Monday, 5 January 2015


Home for the holidays, I halfheartedly tried to keep fit admits all the food and loafing. While swimming one afternoon, I found myself and the pool being overtaken by roughly 100 young swimmers, the local swim club. Instantly, the pool came alive. Nothing was halfhearted about who had joined me in the water!

Ending my workout, I talked with one of the coaches on the pool deck as we watched three twelve year old girls rip through the water, gliding with an effortless power I've never been able to achieve as a swimmer. The coach said it was simple. Paraphrasing here is what he said:
We have our swimmers focus. They don't just swim. Their efforts are more controlled, precise and measured. We count their strokes and we time them. Each day, part of their training is focused on one of two things: either reducing their stroke count or time.
Challenging the club's coach I had just met, he acknowledged that swimming is more than what he had reduced it to but was unwilling to concede that it was much more.
Too many people try to "rip" through the water.
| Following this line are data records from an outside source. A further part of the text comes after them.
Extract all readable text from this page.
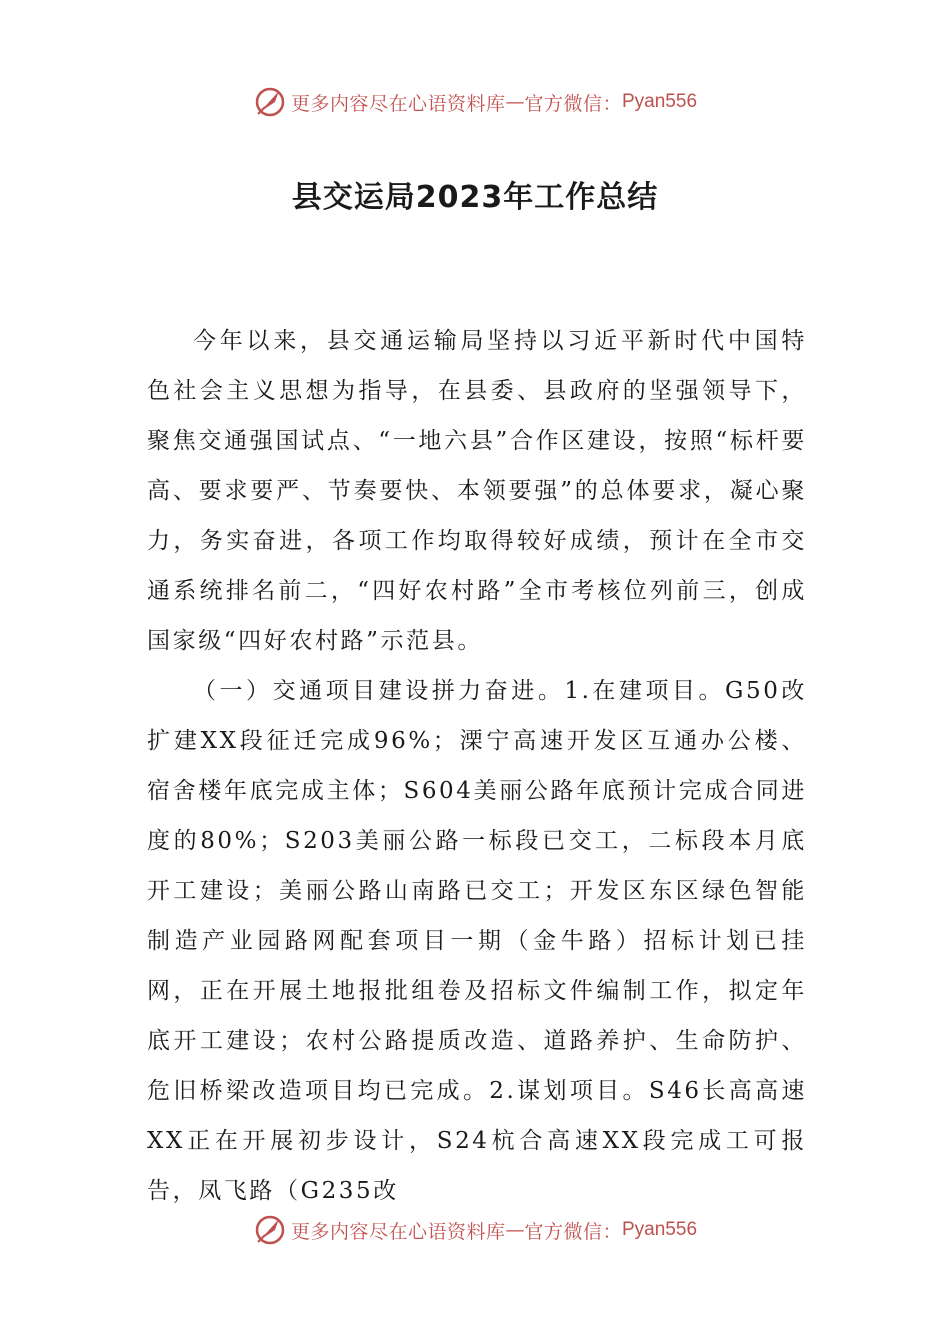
更多内容尽在心语资料库 — 官方微信： Pyan556
县交运局2023年工作总结

今年以来，县交通运输局坚持以习近平新时代中国特色社会主义思想为指导，在县委、县政府的坚强领导下，聚焦交通强国试点、“一地六县”合作区建设，按照“标杆要高、要求要严、节奏要快、本领要强”的总体要求，凝心聚力，务实奋进，各项工作均取得较好成绩，预计在全市交通系统排名前二，“四好农村路”全市考核位列前三，创成国家级“四好农村路”示范县。

（一）交通项目建设拼力奋进。1.在建项目。G50改扩建XX段征迁完成96%；溧宁高速开发区互通办公楼、宿舍楼年底完成主体；S604美丽公路年底预计完成合同进度的80%；S203美丽公路一标段已交工，二标段本月底开工建设；美丽公路山南路已交工；开发区东区绿色智能制造产业园路网配套项目一期（金牛路）招标计划已挂网，正在开展土地报批组卷及招标文件编制工作，拟定年底开工建设；农村公路提质改造、道路养护、生命防护、危旧桥梁改造项目均已完成。2.谋划项目。S46长高高速XX正在开展初步设计，S24杭合高速XX段完成工可报告，凤飞路（G235改

更多内容尽在心语资料库 — 官方微信： Pyan556
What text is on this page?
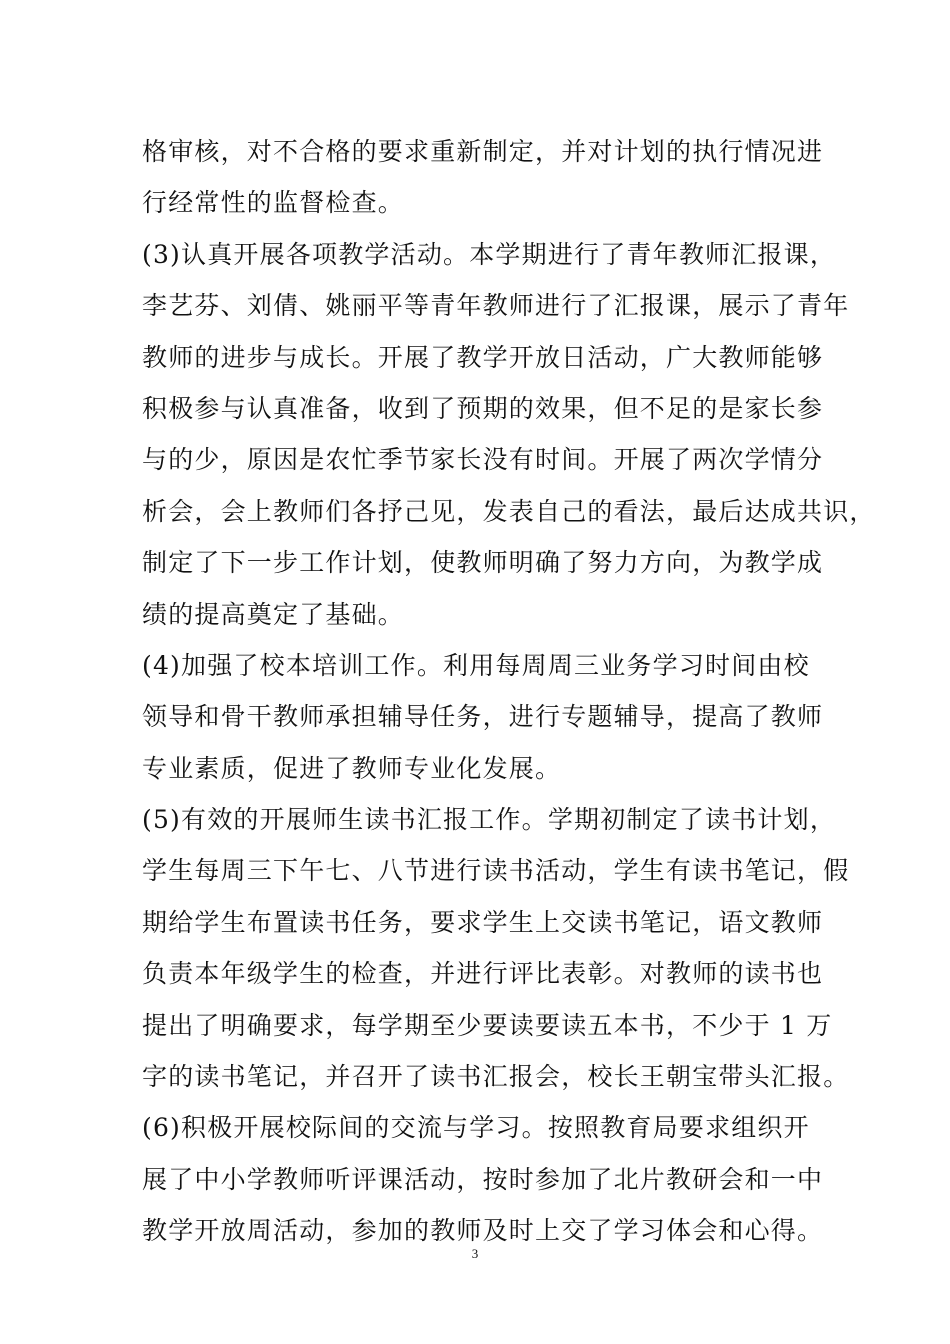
格审核，对不合格的要求重新制定，并对计划的执行情况进
行经常性的监督检查。
(3)认真开展各项教学活动。本学期进行了青年教师汇报课，
李艺芬、刘倩、姚丽平等青年教师进行了汇报课，展示了青年
教师的进步与成长。开展了教学开放日活动，广大教师能够
积极参与认真准备，收到了预期的效果，但不足的是家长参
与的少，原因是农忙季节家长没有时间。开展了两次学情分
析会，会上教师们各抒己见，发表自己的看法，最后达成共识，
制定了下一步工作计划，使教师明确了努力方向，为教学成
绩的提高奠定了基础。
(4)加强了校本培训工作。利用每周周三业务学习时间由校
领导和骨干教师承担辅导任务，进行专题辅导，提高了教师
专业素质，促进了教师专业化发展。
(5)有效的开展师生读书汇报工作。学期初制定了读书计划，
学生每周三下午七、八节进行读书活动，学生有读书笔记，假
期给学生布置读书任务，要求学生上交读书笔记，语文教师
负责本年级学生的检查，并进行评比表彰。对教师的读书也
提出了明确要求，每学期至少要读要读五本书，不少于 1 万
字的读书笔记，并召开了读书汇报会，校长王朝宝带头汇报。
(6)积极开展校际间的交流与学习。按照教育局要求组织开
展了中小学教师听评课活动，按时参加了北片教研会和一中
教学开放周活动，参加的教师及时上交了学习体会和心得。
3
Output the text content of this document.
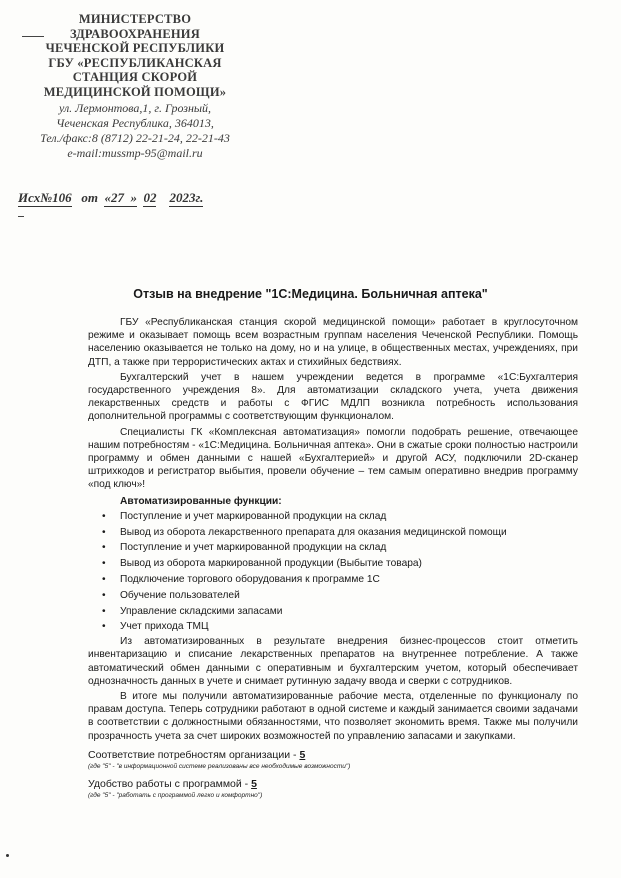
МИНИСТЕРСТВО
ЗДРАВООХРАНЕНИЯ
ЧЕЧЕНСКОЙ РЕСПУБЛИКИ
ГБУ «РЕСПУБЛИКАНСКАЯ
СТАНЦИЯ СКОРОЙ
МЕДИЦИНСКОЙ ПОМОЩИ»
ул. Лермонтова,1, г. Грозный,
Чеченская Республика, 364013,
Тел./факс:8 (8712) 22-21-24, 22-21-43
e-mail:mussmp-95@mail.ru
Исх№106 от «27  » 02 2023г.
Отзыв на внедрение "1С:Медицина. Больничная аптека"

ГБУ «Республиканская станция скорой медицинской помощи» работает в круглосуточном режиме и оказывает помощь всем возрастным группам населения Чеченской Республики. Помощь населению оказывается не только на дому, но и на улице, в общественных местах, учреждениях, при ДТП, а также при террористических актах и стихийных бедствиях.

Бухгалтерский учет в нашем учреждении ведется в программе «1С:Бухгалтерия государственного учреждения 8». Для автоматизации складского учета, учета движения лекарственных средств и работы с ФГИС МДЛП возникла потребность использования дополнительной программы с соответствующим функционалом.

Специалисты ГК «Комплексная автоматизация» помогли подобрать решение, отвечающее нашим потребностям - «1С:Медицина. Больничная аптека». Они в сжатые сроки полностью настроили программу и обмен данными с нашей «Бухгалтерией» и другой АСУ, подключили 2D-сканер штрихкодов и регистратор выбытия, провели обучение – тем самым оперативно внедрив программу «под ключ»!

Автоматизированные функции:
• Поступление и учет маркированной продукции на склад
• Вывод из оборота лекарственного препарата для оказания медицинской помощи
• Поступление и учет маркированной продукции на склад
• Вывод из оборота маркированной продукции (Выбытие товара)
• Подключение торгового оборудования к программе 1С
• Обучение пользователей
• Управление складскими запасами
• Учет прихода ТМЦ

Из автоматизированных в результате внедрения бизнес-процессов стоит отметить инвентаризацию и списание лекарственных препаратов на внутреннее потребление. А также автоматический обмен данными с оперативным и бухгалтерским учетом, который обеспечивает однозначность данных в учете и снимает рутинную задачу ввода и сверки с сотрудников.

В итоге мы получили автоматизированные рабочие места, отделенные по функционалу по правам доступа. Теперь сотрудники работают в одной системе и каждый занимается своими задачами в соответствии с должностными обязанностями, что позволяет экономить время. Также мы получили прозрачность учета за счет широких возможностей по управлению запасами и закупками.

Соответствие потребностям организации - 5
(где "5" - "в информационной системе реализованы все необходимые возможности")
Удобство работы с программой - 5
(где "5" - "работать с программой легко и комфортно")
Improving efficiency is really what swimming is all about.
Reevaluating my workouts of the last few months, I must admit I've become a bit complacent. I've been maintaining rather than growing as a swimmer. As a result, I will be mixing my swim program up this winter. Also, I intend to use January to do the same for other areas of my learning: to focus my energy, to "count my strokes and clock my efforts" and to avoid "ripping" through the water!

1 comment:

  1. Hi Will,
    Efficiency without sacrificing quality, propulsion rather than treading water and focused attention are some of the drivers behind achieving a personal best. Thanks for your reminder as I mindfully set my intentions for the New Year!